Barrie Dentist: Invisalign, or “Do you even care about the results?”
Posted: July 6, 2014
Last Modified: June 6, 2022
By now, most people will have at least heard of Invisalign. Even if you don’t need orthodontics, you know that Invisalign is a method of aligning (duh) teeth via a series of clear plastic trays (“aligners”), each one slightly different from the last, that pushes the teeth toward their final, “straight” position. This post addresses what we think of Invisalign, and hopefully will change your perspective as well. The bottom line? Invisalign is a tool just like any other tool in orthodontics, and instead of demanding it as a treatment, people should ask themselves what they really want as their goal. Using Invisalign does not guarantee great results, just like using a special tennis racquet does not make anyone a great tennis player.
Invisalign is not for every orthodontic problem, despite what the marketing seems to be saying (click on photo to expand).
Asking for Invisalign to get straight teeth is like demanding that a surgeon use a certain brand of scalpel – do you really care what brand of scalpel is used, as long as it is the best way to get the job done? And if a surgeon tells you that only that brand of scalpel is used, wouldn’t you just think “Well, that’s fine as long as it is the best scalpel for the job”? Enter the ridiculousness that is direct-to-patient marketing. Align Technology Inc (USA Headquarters 2560 Orchard Parkway, San Jose California 95131, ALGN on the NASDAQ) has profit as its ultimate goal, and by advertising directly to the public, it is trying to circumvent the question that any dentist trying to solve any orthodontic problem needs to ask: what is the best way to get these teeth straight? In our opinion, that is clouding the discussion and will not always lead to the best treatment results.
This is not to say that Invisalign (or any clear aligner system) cannot get good results. There are plenty of situations for which Invisalign is a great mode of treatment, and for the cases that are suitable to be treated with Invisalign, it is certainly going to get the teeth straight. However, not all cases are Invisalign-suitable in all practitioner hands, and for those cases that should not be treated by Invisalign, demanding Invisalign is going to lead to unsatisfactory results. It’s like saying “I have a hammer!” Well, that’s great if you have a nail in need of being driven into a piece of wood. But if you are trying to place a screw into wood, then maybe that hammer isn’t your best choice. Maybe you shouldn’t insist that your carpenter use a hammer for that job either. As we’ve written in the past, it is the operator, not the equipment that is going to lead to the best results.

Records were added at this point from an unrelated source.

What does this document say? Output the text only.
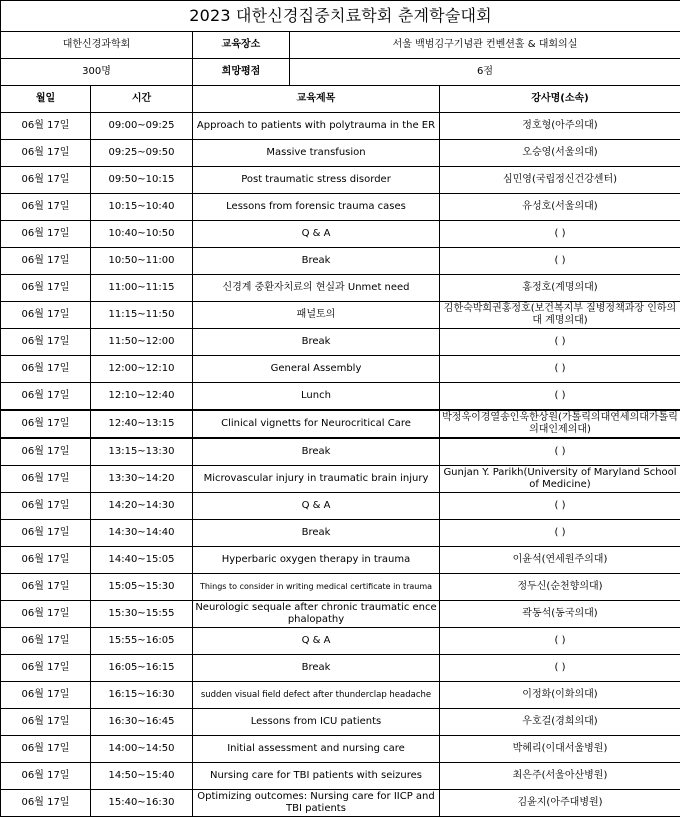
2023 대한신경집중치료학회 춘계학술대회				
대한신경과학회		교육장소	서울 백범김구기념관 컨벤션홀 & 대회의실	
300명		희망평점	6점	
월일	시간	교육제목		강사명(소속)
06월 17일	09:00~09:25	Approach to patients with polytrauma in the ER		정호형(아주의대)
06월 17일	09:25~09:50	Massive transfusion		오승영(서울의대)
06월 17일	09:50~10:15	Post traumatic stress disorder		심민영(국립정신건강센터)
06월 17일	10:15~10:40	Lessons from forensic trauma cases		유성호(서울의대)
06월 17일	10:40~10:50	Q & A		( )
06월 17일	10:50~11:00	Break		( )
06월 17일	11:00~11:15	신경계 중환자치료의 현실과 Unmet need		홍정호(계명의대)
06월 17일	11:15~11:50	패널토의		김한숙박희권홍정호(보건복지부 질병정책과장 인하의대 계명의대)
06월 17일	11:50~12:00	Break		( )
06월 17일	12:00~12:10	General Assembly		( )
06월 17일	12:10~12:40	Lunch		( )
06월 17일	12:40~13:15	Clinical vignetts for Neurocritical Care		박정욱이경열송인욱한상원(가톨릭의대연세의대가톨릭의대인제의대)
06월 17일	13:15~13:30	Break		( )
06월 17일	13:30~14:20	Microvascular injury in traumatic brain injury		Gunjan Y. Parikh(University of Maryland School of Medicine)
06월 17일	14:20~14:30	Q & A		( )
06월 17일	14:30~14:40	Break		( )
06월 17일	14:40~15:05	Hyperbaric oxygen therapy in trauma		이윤석(연세원주의대)
06월 17일	15:05~15:30	Things to consider in writing medical certificate in trauma		정두신(순천향의대)
06월 17일	15:30~15:55	Neurologic sequale after chronic traumatic encephalopathy		곽동석(동국의대)
06월 17일	15:55~16:05	Q & A		( )
06월 17일	16:05~16:15	Break		( )
06월 17일	16:15~16:30	sudden visual field defect after thunderclap headache		이정화(이화의대)
06월 17일	16:30~16:45	Lessons from ICU patients		우호걸(경희의대)
06월 17일	14:00~14:50	Initial assessment and nursing care		박혜리(이대서울병원)
06월 17일	14:50~15:40	Nursing care for TBI patients with seizures		최은주(서울아산병원)
06월 17일	15:40~16:30	Optimizing outcomes: Nursing care for IICP and TBI patients		김윤지(아주대병원)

To be sure, there are definite advantages to Invisalign. It really is quite hard to tell if someone is wearing them, and eating / flossing are easier, because you can just take the aligners out of the mouth! For situations where one has some mild spacing between teeth that needs to be closed, those aligners are excellent. But there are also disadvantages: many tooth movements are more difficult than using braces, and can take longer to achieve. Also, when drinking anything that is not plain water, one needs to remove the aligners while drinking and at the very least rinse with water afterwards or else the liquid will sit inside the aligner and potentially cause decay between the teeth.
Summing up: In our orthodontic toolbox, we have braces, we have removable retainer-like appliances, we have headgear, we have expanders, and we also have aligners. The key is selecting the right tool for the job – sometimes that tool is an aligner, sometimes the right tool is braces, and sometimes that tool is a piece of paper referring someone to an orthodontist.